Our disgusting national pastime
Watching the Mets flame out yet again this past weekend on a new large screen, high definition television, it occurred to me that baseball has got to be the most disgusting sport of them all. Where else can you see grown men spitting every five minutes for three hours straight? And, let's face it, when it comes to disgusting habits, spitting has got to be near the top (in my estimation it's more disgusting than picking your nose or scratching your crotch or ass because at least those nasty habits are self-contained; it may even be more disgusting than belching and farting as well, depending on the intensity and smell).
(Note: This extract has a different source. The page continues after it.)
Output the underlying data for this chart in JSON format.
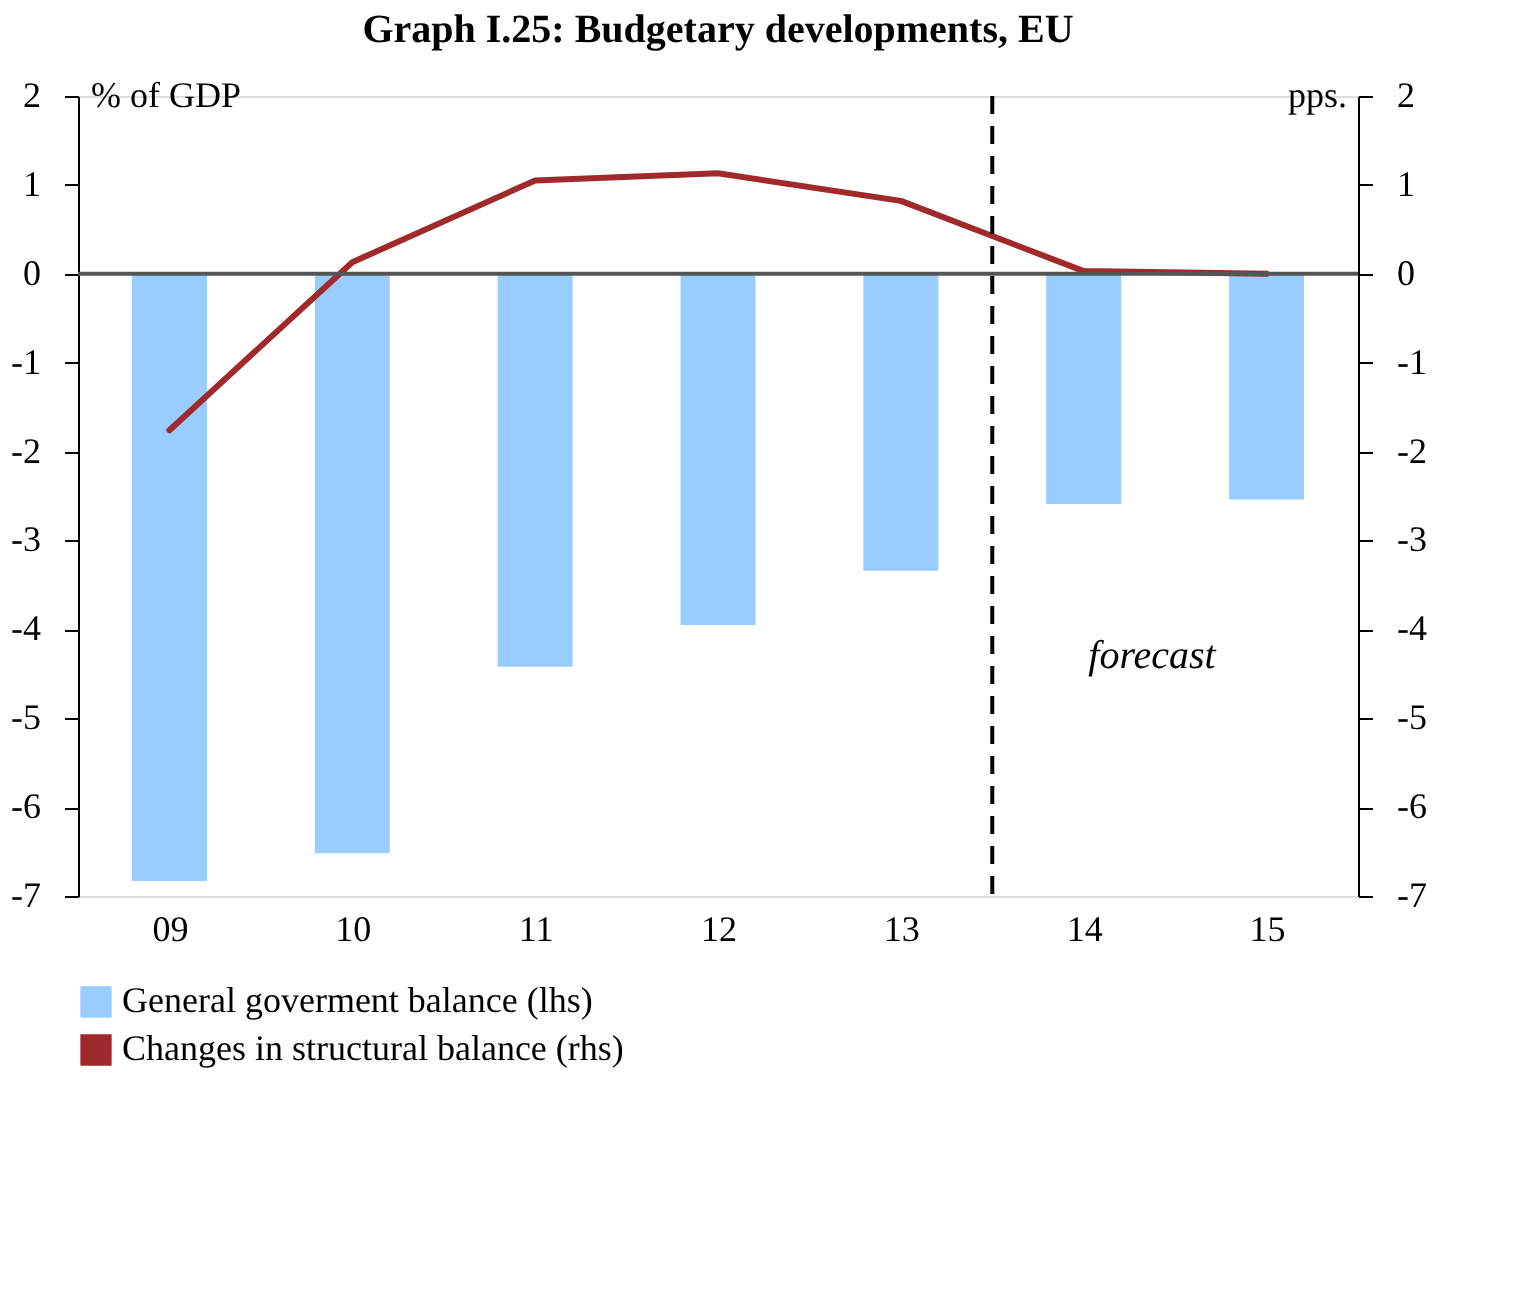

And with the breakthrough of high definition television, not only is the spitting right in your face and more vivid than ever, but you can now discern what exactly is being spit up: saliva (usually in short foamy little spurts), sunflower seeds (in a virtual fireworks-like display from the mouth--can someone explain the appeal of sunflower seeds for me? Why not just take some salt and pour it in your mouth?), and tobacco (the most disgusting of them all, especially when the pitcher is doing it since the camera is trained on him for a good part of the game). One of the most shocking moments of yesterday's game for me (aside from the Mets' collapse) occurred when the umpire removed his mask to join in the spitting orgy (his gob was so copious I suspected it included part of his lunch).
1 Comments:
My post-Labor Day allergies are running their course and no doubt some of the lads were hocking loogies old school.